Thursday, October 20, 2011

200th anniv. of Finnish Military Academy 20.3.1979


This Cover and the stamp on it were issued on 20.3.1979 to commemorate the 200th anniv. of Finnish Military Academy. The stamp depicts the old school building at Hamina and the Academy flag. The founder of the Academy was Georg Magnus Sprengtporten. Haapaniemi Military Academy was the first army military academy in the entire Kingdom of Sweden. It was founded in May 1781 and destroyed in a fire on March 26, 1818. The history of the Haapaniemi Military Academy includes three distinctive men. Georg Magnus Sprengtporten was the founder of the Academy, but he never became its commandant. He had been one of those to support Gustav III's coup d'état in 1772, but after disagreements with the King he was sent to the backlands of Savo to command the Savo Jaeger Regiment in 1775. By the time Gustav III gave his concession to found the Acadamy in 1779, Sprengtporten had already moved abroad and finally entered into the service of the Russian Empire at the invitation of Empress Catherine II.

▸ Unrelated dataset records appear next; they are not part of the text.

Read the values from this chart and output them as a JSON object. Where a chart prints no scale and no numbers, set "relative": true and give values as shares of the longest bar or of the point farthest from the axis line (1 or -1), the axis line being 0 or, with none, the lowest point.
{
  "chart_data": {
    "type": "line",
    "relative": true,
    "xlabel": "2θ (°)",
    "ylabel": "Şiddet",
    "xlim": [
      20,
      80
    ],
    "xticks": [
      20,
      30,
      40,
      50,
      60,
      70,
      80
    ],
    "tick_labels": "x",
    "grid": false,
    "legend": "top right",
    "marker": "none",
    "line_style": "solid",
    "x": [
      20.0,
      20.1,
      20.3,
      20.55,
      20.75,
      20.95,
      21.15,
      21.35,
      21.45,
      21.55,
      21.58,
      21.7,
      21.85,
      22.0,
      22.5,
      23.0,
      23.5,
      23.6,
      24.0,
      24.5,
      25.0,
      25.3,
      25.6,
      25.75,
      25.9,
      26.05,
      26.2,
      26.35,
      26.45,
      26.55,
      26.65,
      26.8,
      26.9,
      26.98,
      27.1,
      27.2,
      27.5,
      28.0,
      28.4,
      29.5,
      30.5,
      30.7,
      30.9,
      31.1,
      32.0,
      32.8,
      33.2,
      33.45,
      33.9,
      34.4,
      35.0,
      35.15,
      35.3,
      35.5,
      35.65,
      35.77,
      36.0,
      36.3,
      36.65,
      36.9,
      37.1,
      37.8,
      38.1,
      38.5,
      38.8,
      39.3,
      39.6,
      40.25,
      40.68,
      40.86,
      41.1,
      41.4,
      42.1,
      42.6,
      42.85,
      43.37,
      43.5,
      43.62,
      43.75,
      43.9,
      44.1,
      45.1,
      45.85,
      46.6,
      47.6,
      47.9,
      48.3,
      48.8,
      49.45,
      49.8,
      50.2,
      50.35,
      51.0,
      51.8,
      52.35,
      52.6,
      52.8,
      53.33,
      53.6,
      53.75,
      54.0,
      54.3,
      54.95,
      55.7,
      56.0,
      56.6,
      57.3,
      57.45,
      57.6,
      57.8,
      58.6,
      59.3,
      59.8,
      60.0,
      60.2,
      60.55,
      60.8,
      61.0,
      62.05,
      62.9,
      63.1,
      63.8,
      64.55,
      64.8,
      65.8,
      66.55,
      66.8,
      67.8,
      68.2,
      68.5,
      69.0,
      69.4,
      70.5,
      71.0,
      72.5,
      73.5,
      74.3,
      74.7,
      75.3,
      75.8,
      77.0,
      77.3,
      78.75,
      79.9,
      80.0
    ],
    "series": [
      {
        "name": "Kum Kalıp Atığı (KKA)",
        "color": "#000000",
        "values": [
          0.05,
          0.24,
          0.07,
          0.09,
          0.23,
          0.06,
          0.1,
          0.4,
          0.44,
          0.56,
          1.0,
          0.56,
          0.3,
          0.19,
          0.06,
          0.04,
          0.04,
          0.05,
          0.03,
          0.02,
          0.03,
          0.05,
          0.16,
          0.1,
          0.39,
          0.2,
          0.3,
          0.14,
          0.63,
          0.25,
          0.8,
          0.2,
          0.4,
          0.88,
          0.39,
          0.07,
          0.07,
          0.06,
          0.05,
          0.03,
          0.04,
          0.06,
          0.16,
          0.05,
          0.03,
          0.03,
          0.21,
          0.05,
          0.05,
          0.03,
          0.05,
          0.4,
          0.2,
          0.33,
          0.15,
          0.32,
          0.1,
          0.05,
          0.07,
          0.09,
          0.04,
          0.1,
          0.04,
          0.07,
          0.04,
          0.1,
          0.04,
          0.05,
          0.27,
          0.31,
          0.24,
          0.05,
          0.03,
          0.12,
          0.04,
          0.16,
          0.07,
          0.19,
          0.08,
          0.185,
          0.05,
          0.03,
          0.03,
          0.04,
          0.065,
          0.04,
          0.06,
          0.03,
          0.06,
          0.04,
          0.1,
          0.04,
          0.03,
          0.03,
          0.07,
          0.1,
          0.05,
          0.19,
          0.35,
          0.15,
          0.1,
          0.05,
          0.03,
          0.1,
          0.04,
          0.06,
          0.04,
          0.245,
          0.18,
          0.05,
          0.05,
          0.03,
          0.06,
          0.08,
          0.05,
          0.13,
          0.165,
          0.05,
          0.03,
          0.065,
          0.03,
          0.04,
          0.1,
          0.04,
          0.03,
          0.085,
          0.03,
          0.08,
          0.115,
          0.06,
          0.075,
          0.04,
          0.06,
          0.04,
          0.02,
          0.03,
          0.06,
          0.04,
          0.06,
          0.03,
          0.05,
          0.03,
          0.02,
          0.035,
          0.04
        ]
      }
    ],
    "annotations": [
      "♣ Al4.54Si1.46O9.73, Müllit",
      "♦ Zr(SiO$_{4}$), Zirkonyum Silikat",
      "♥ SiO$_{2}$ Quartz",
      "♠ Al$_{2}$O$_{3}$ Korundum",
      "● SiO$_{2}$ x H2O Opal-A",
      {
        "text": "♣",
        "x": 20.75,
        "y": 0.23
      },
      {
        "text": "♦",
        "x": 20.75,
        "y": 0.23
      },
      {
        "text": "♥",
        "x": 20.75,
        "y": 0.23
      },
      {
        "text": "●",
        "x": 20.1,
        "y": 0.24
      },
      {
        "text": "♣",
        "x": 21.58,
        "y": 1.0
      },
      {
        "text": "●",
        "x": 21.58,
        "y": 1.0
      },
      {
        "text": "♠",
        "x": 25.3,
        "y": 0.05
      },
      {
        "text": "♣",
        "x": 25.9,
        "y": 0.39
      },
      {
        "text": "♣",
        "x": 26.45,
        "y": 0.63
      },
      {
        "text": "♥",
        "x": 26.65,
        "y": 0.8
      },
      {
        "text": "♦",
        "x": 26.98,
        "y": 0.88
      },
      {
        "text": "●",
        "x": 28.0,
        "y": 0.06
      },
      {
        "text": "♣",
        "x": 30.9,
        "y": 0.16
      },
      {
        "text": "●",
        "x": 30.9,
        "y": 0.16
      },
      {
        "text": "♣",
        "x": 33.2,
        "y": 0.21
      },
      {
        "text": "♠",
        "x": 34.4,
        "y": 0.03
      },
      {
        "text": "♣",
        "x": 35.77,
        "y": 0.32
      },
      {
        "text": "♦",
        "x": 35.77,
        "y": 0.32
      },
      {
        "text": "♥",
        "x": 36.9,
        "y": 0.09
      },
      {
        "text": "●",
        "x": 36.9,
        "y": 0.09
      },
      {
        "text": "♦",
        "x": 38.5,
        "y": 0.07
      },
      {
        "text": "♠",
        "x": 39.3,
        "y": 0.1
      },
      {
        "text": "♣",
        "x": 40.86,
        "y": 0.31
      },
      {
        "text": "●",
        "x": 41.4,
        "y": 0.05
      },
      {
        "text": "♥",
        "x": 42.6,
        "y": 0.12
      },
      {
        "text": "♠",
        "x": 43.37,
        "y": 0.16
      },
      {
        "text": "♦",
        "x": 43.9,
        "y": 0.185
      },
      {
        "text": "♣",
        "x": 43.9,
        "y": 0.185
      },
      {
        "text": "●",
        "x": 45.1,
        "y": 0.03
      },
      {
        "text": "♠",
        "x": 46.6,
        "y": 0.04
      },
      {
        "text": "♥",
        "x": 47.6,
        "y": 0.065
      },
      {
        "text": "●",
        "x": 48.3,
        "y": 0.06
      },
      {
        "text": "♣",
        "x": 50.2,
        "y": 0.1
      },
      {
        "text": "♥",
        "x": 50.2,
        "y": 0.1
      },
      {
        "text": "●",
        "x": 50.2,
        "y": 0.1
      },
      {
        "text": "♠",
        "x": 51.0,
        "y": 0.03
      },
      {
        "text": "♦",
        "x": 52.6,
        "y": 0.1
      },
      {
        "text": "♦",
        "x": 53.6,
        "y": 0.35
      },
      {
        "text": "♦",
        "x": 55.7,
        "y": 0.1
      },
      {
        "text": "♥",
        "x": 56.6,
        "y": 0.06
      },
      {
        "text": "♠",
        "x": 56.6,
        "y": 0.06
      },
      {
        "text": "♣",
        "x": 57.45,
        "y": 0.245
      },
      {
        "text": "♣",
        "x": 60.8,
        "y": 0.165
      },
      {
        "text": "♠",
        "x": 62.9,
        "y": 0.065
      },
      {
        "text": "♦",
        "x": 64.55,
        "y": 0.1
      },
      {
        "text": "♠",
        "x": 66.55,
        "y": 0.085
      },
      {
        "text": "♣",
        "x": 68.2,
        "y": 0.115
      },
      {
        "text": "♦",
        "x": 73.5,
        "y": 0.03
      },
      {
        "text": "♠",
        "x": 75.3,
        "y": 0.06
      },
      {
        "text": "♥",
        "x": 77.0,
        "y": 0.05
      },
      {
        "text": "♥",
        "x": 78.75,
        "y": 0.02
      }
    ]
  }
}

Finland Cadet school was the common name for the Fredrikshamn cadet school during the period 1819–1901. The Cadet School was originally founded in 1780 by Georg Magnus Sprengtporten at Kuopio and transferred in 1781 to Rantasalmi where it was called Haapaniemi Cadet School. In 1819, after the School was transferred to Hamina (Swedish: Fredrikshamn) the name was changed accordingly, in common usage. After Finnish independence in 1917 the Cadet school was moved to Santahamina in Helsinki and in 1920 the premises were occupied by the Reserve Officer School of the newly formed Finnish defence forces. Today the main building of the Cadet school hosts the headquarters of the Reserve Officer School of the Finnish Army. Hamina Cadet School was abolished in 1903 with the abolition of the separate Army of the Grand duchy of Finland as part of the Russification policy. The conscription of Finnish soldiers directly to various units of the Russian Empire was seen as illegal and unconstitutional in Finland. Finnish officers protested first in through mass resignations and later through a strategy of disobedience, in what is now known as the Conscription strikes. Finally it was settled that the Grand Duchy of Finland would fulfil its obligation to the common defence with a monetary compensation to the Russian Empire instead through the provision of conscripts.
As an aside it would interest the reader to know that Field Marshal Mannerheim was a cadet at Hamina cadet school. Due to a disciplinary breach he was expelled in his final year in 1886, which caused him to continue his military career in the Imperial Russian Army. It is indeed ironical that Mannerheim after this initial setback in his military carreer was to play such an important and dominant part in Finland’s 20th Century history. My friend Pia sent me this card.